Ce qu’il y a de sympathique avec la crise financière, c’est que chacun de nous fait de sacrés progrès en finance (mieux vaut tard, et même trop tard, que jamais !). Voyons ce tableau qui donne les taux de rendement sur emprunts d’État dans trois pays « chauds » de la zone euro – Grèce, Portugal et Irlande – et qui les compare avec les taux de rendements sur le solide Bund allemand (on ne les prend qu’à compter de l’échéance 2 ans, le marché étant très perturbé en deçà, peut-être en raison d’interventions de la BCE).

Taux des emprunts d’État (20/4/11)
2 ans 5 ans 10 ans
Grèce 21,05 % 19,69 % 14,69 %
Portugal 10,31 % 10,96 % 9,31 %
Irlande 9,91 % 10,76 % 10,17 %
Allemagne 1,85 % 2,67 % 3,32 %

Les écarts avec le taux allemand sont incroyablement hauts, nous le savons, ce qui mesure l’ampleur de la crise sur la dette euro périphérique.

Ce qui est bizarre à première vue, c’est que les taux de rendement grec, et à un moindre degré ceux du Portugal et de l’Irlande, décroissent avec la durée de l’emprunt. Or, on croyait tous avoir appris que le risque de défaut est croissant avec le temps : mieux vaut aujourd’hui porter du papier grec sur 2 ans que sur 10 ans, notamment si le défaut ne devait advenir que la troisième année. Sans compter qu’en général la courbe des taux est croissante, comme on le voit sur les taux du Bund allemand.

Il y a donc quelque chose. L’histoire est que le marché semble anticiper un défaut très rapide sur la dette grecque, accompagnée – mais tout cela est très flou – d’un plan de restructuration organisée peut-être sur le modèle des défauts sur la dette souveraine latino-américaine dans les années 1990 (Plan Brady), par exemple avec une décote (haircut) de disons 30 % par rapport au pair sur tous les emprunts. Dans ce cas, une perte de 30 dans deux ans coûte beaucoup plus cher que 30 dans 10 ans, à cause de l’actualisation. Le taux de rendement de l’emprunt est donc plus élevé à 2 ans qu’à 10 ans1.

On le vérifie en regardant non les taux, mais le prix des obligations grecques : 76,4 % du pair à 2 ans, 65 % à 5 ans et 61 % à 10 ans. La décote est à peine plus forte à 10 ans qu’à 5 ans, malgré le risque croissant.

Leçon 1 : Le marché pense que la restructuration est assez proche sur la Grèce et qu’elle s’accompagnera d’une décote forfaitairement négociée. C’est moins le cas sur le Portugal ou l’Irlande.

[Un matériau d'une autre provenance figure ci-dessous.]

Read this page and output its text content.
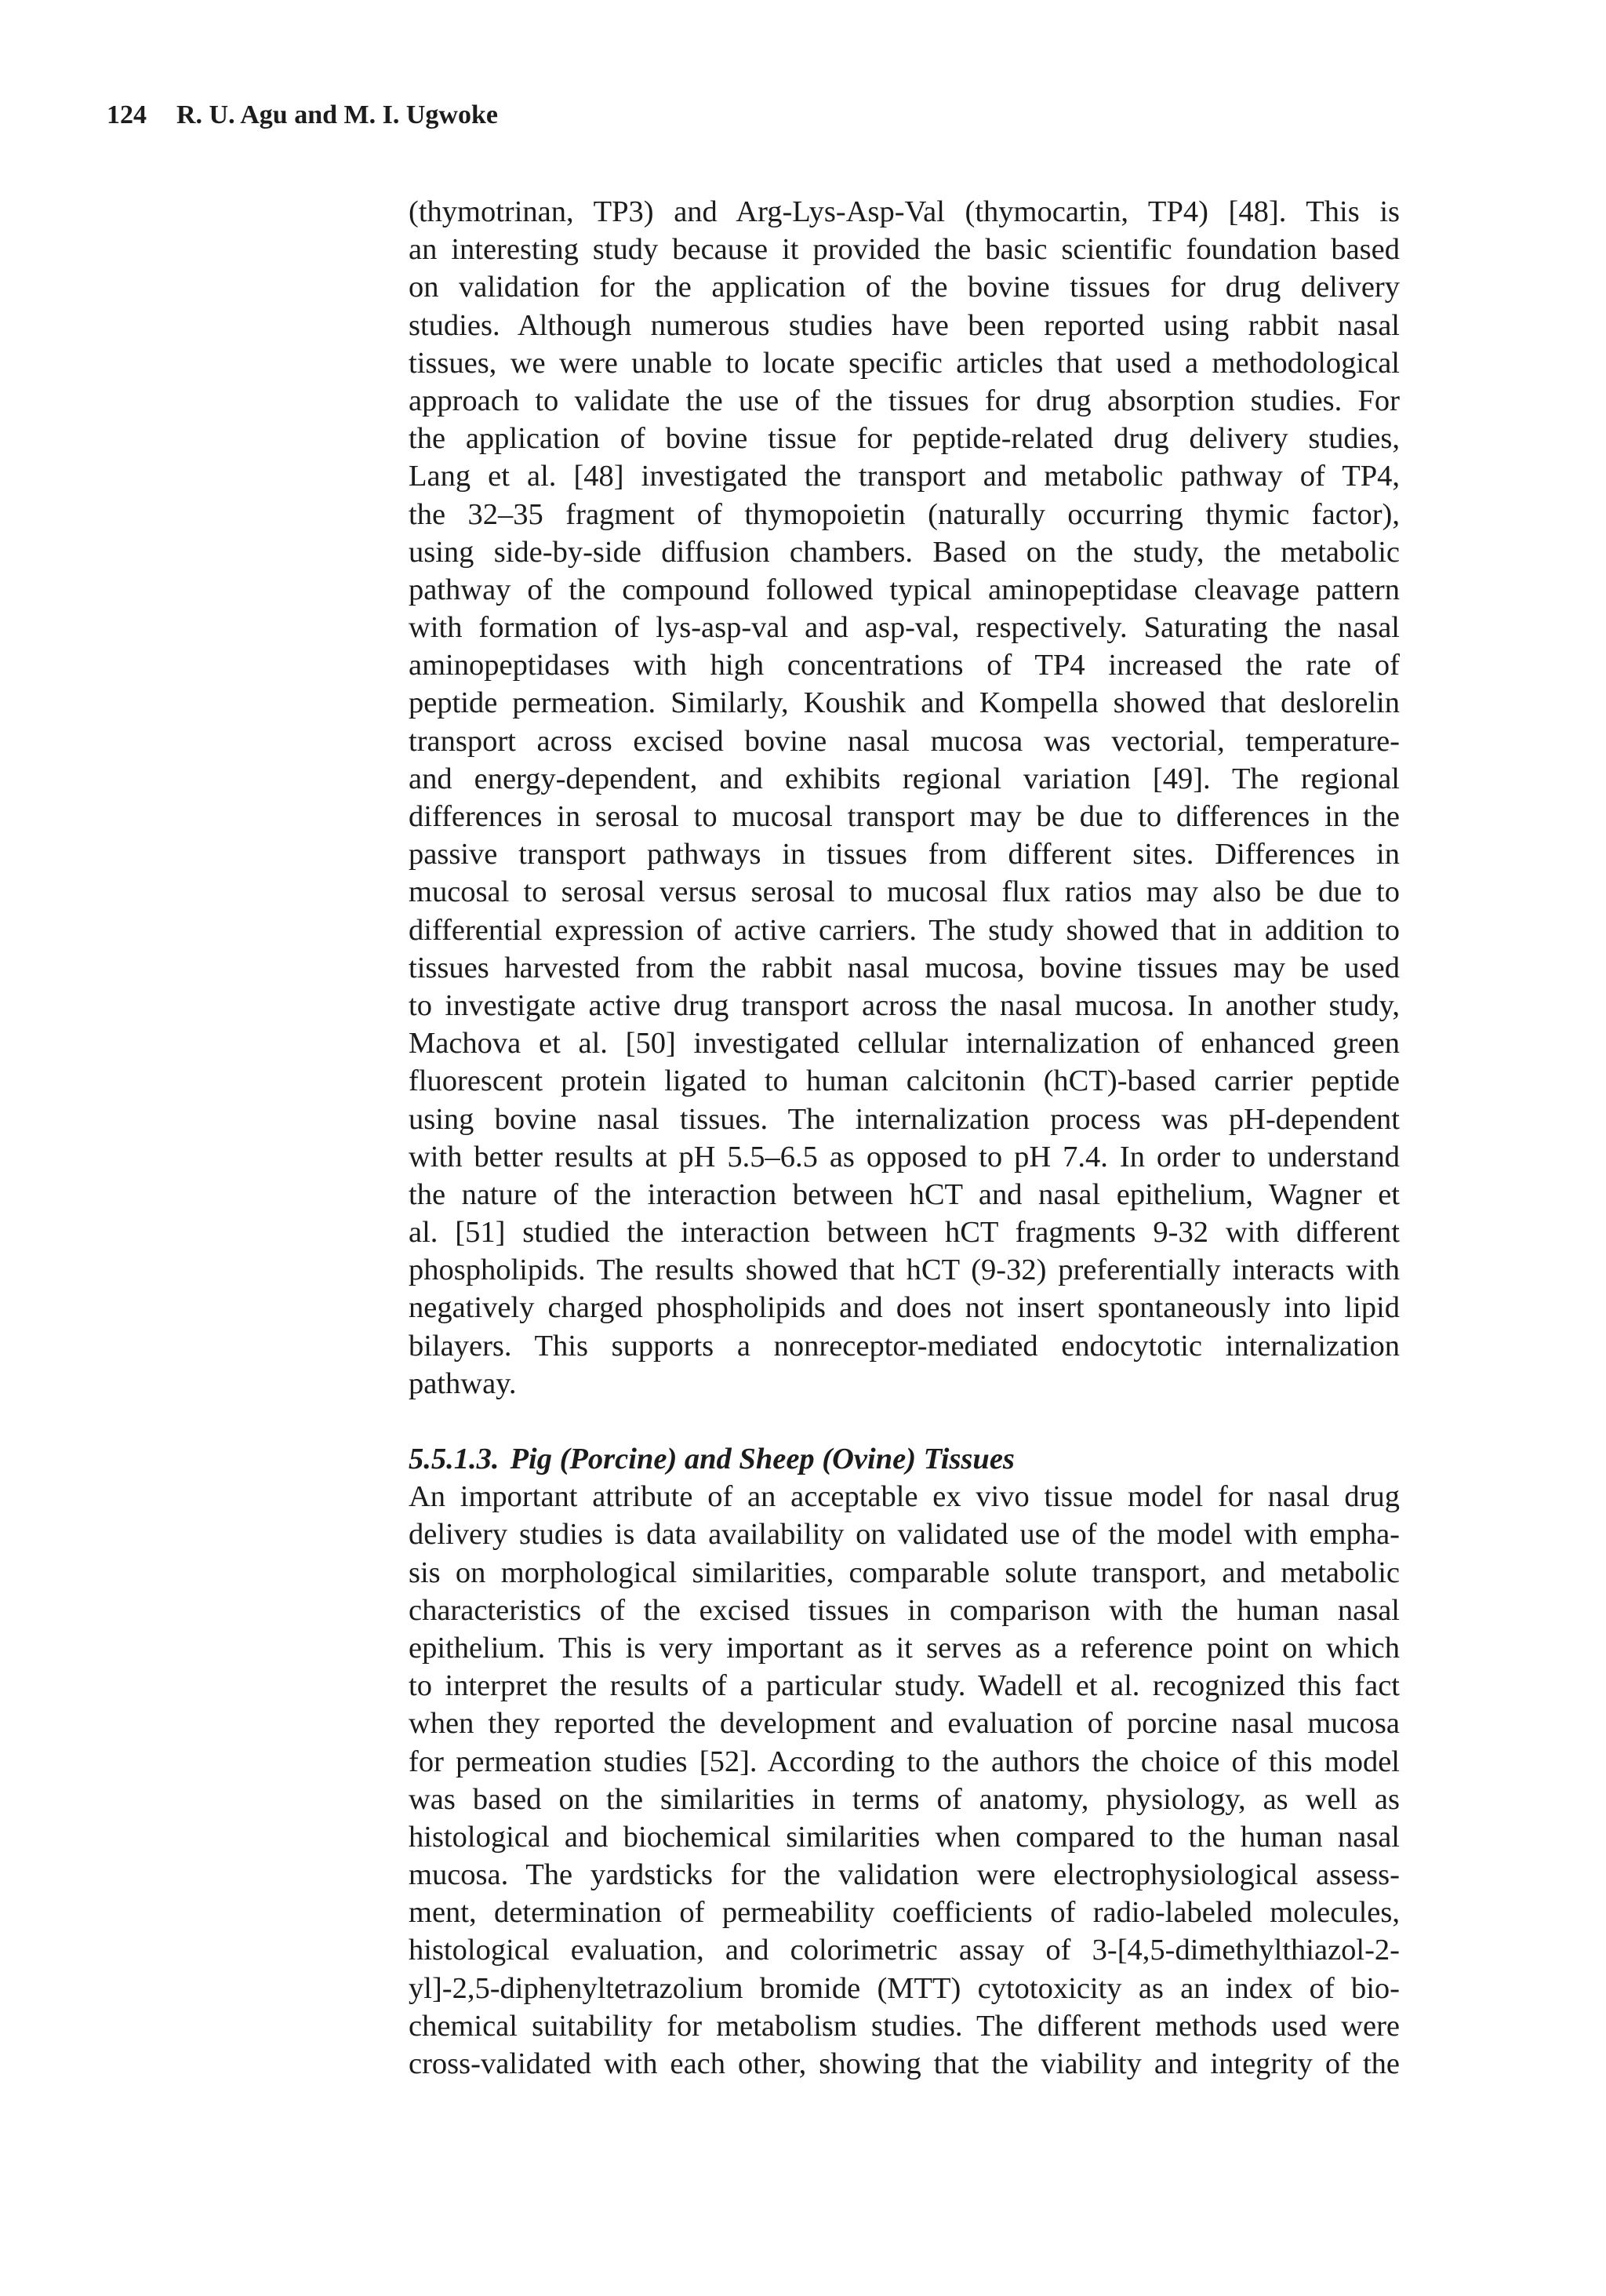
124 R. U. Agu and M. I. Ugwoke
(thymotrinan, TP3) and Arg-Lys-Asp-Val (thymocartin, TP4) [48]. This is
an interesting study because it provided the basic scientific foundation based
on validation for the application of the bovine tissues for drug delivery
studies. Although numerous studies have been reported using rabbit nasal
tissues, we were unable to locate specific articles that used a methodological
approach to validate the use of the tissues for drug absorption studies. For
the application of bovine tissue for peptide-related drug delivery studies,
Lang et al. [48] investigated the transport and metabolic pathway of TP4,
the 32–35 fragment of thymopoietin (naturally occurring thymic factor),
using side-by-side diffusion chambers. Based on the study, the metabolic
pathway of the compound followed typical aminopeptidase cleavage pattern
with formation of lys-asp-val and asp-val, respectively. Saturating the nasal
aminopeptidases with high concentrations of TP4 increased the rate of
peptide permeation. Similarly, Koushik and Kompella showed that deslorelin
transport across excised bovine nasal mucosa was vectorial, temperature-
and energy-dependent, and exhibits regional variation [49]. The regional
differences in serosal to mucosal transport may be due to differences in the
passive transport pathways in tissues from different sites. Differences in
mucosal to serosal versus serosal to mucosal flux ratios may also be due to
differential expression of active carriers. The study showed that in addition to
tissues harvested from the rabbit nasal mucosa, bovine tissues may be used
to investigate active drug transport across the nasal mucosa. In another study,
Machova et al. [50] investigated cellular internalization of enhanced green
fluorescent protein ligated to human calcitonin (hCT)-based carrier peptide
using bovine nasal tissues. The internalization process was pH-dependent
with better results at pH 5.5–6.5 as opposed to pH 7.4. In order to understand
the nature of the interaction between hCT and nasal epithelium, Wagner et
al. [51] studied the interaction between hCT fragments 9-32 with different
phospholipids. The results showed that hCT (9-32) preferentially interacts with
negatively charged phospholipids and does not insert spontaneously into lipid
bilayers. This supports a nonreceptor-mediated endocytotic internalization
pathway.
5.5.1.3. Pig (Porcine) and Sheep (Ovine) Tissues
An important attribute of an acceptable ex vivo tissue model for nasal drug
delivery studies is data availability on validated use of the model with empha-
sis on morphological similarities, comparable solute transport, and metabolic
characteristics of the excised tissues in comparison with the human nasal
epithelium. This is very important as it serves as a reference point on which
to interpret the results of a particular study. Wadell et al. recognized this fact
when they reported the development and evaluation of porcine nasal mucosa
for permeation studies [52]. According to the authors the choice of this model
was based on the similarities in terms of anatomy, physiology, as well as
histological and biochemical similarities when compared to the human nasal
mucosa. The yardsticks for the validation were electrophysiological assess-
ment, determination of permeability coefficients of radio-labeled molecules,
histological evaluation, and colorimetric assay of 3-[4,5-dimethylthiazol-2-
yl]-2,5-diphenyltetrazolium bromide (MTT) cytotoxicity as an index of bio-
chemical suitability for metabolism studies. The different methods used were
cross-validated with each other, showing that the viability and integrity of the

Leçon 2 : Une inversion de la courbe des taux pour un souverain fragile est un indicateur précoce de défaut (ou plus précisément de restructuration dans le cas d’un souverain de la zone euro). Bien entendu, pour un Etat solide, noté AAA, la courbe des taux peut s’inverser pour d’autres motifs : une anticipation de baisse des taux futurs par exemple, ou bien, comme l’a connu le Royaume-Uni pendant longtemps, un marché financier où les emprunteurs privilégient abusivement les maturités courtes ou les emprunts à taux variable.

Leçon 3 : Les marchés ont leurs folies, bien fol qui s’y fie. Ce n’est pas forcément le plus malin aujourd’hui de pousser la Grèce à faire défaut, comme l’argumente intelligemment Jacques Delpla dans une tribune des Echos du 20 avril.

1. Un autre schéma de restructuration, moins drastique, consiste à différer pour tous les emprunts l’échéance de remboursement. Là encore, à cause de l’actualisation, le poids relatif est plus lourd sur un papier court que long.